Please click here to download the map associated with this article. This paper presents an accessibility map (centred on −1.977°, 52.399° with an area of 130.8 km2 at 1:50,000 scale) which is the culmination of one aspect of an accessibility planning exercise for a major redevelopment in the English West Midlands. ‘Accessibility Planning’ as defined by the UK Department for Transport (DfT) is a new duty in the local authority Local Transport Plan (LTP) process—although accessibility and location allocation models are established quantitative methods in geography. The incorporation of accessibility planning techniques in the LTP process has raised their profile in transport planning generally, where they are steadily gaining ground. Accessibility planning is not yet at the core of local transport planning, since the approach differs significantly from traditional methods in both techniques employed and in general approach to ‘the transport problem’. Much traditional transport planning work is scheme-led; a new link or service is mooted, and established numerical modeling tools used to predict demand for the facility. Rather than taking travel demands as a starting point, Accessibility Planning (in the LTP sense) considers the reasons why people need to travel in the first place—to more effectively plan service delivery around revealed needs or demands.

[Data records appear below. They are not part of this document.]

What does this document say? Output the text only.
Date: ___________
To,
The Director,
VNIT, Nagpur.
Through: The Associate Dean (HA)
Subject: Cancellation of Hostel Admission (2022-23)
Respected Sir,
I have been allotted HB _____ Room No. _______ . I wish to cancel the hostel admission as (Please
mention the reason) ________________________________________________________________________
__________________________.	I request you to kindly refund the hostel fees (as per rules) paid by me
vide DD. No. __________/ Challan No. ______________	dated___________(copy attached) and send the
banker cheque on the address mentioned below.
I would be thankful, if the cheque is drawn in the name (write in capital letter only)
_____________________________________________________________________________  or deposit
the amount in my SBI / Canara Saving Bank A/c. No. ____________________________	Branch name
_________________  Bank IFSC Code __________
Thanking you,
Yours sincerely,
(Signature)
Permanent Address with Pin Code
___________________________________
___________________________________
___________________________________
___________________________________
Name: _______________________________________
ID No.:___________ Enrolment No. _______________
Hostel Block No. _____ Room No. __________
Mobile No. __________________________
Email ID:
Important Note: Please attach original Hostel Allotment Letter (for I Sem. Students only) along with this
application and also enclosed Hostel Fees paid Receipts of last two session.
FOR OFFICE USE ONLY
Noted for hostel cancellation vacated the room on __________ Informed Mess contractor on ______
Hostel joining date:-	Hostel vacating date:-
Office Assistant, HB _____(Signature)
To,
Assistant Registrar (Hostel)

Specifically, the broader needs of a population are reviewed; employment, education, healthcare, leisure—the whole range of opportunities and services. These destinations and the connecting transport networks are then analysed in a spatial context using Geographic Information Systems (GIS) to show visually whether the population can access these key facilities. If this accessibility mapping exercise reveals that people cannot easily reach important destinations, the transport planner can use this evidence to argue for possible interventions—and use accessibility maps and models to test potential measures. Accessibility Planning also differs from the ‘classic’ approach in that non-transport measures are considered too, with transport planners informing decisions by other professionals on location and delivery of services.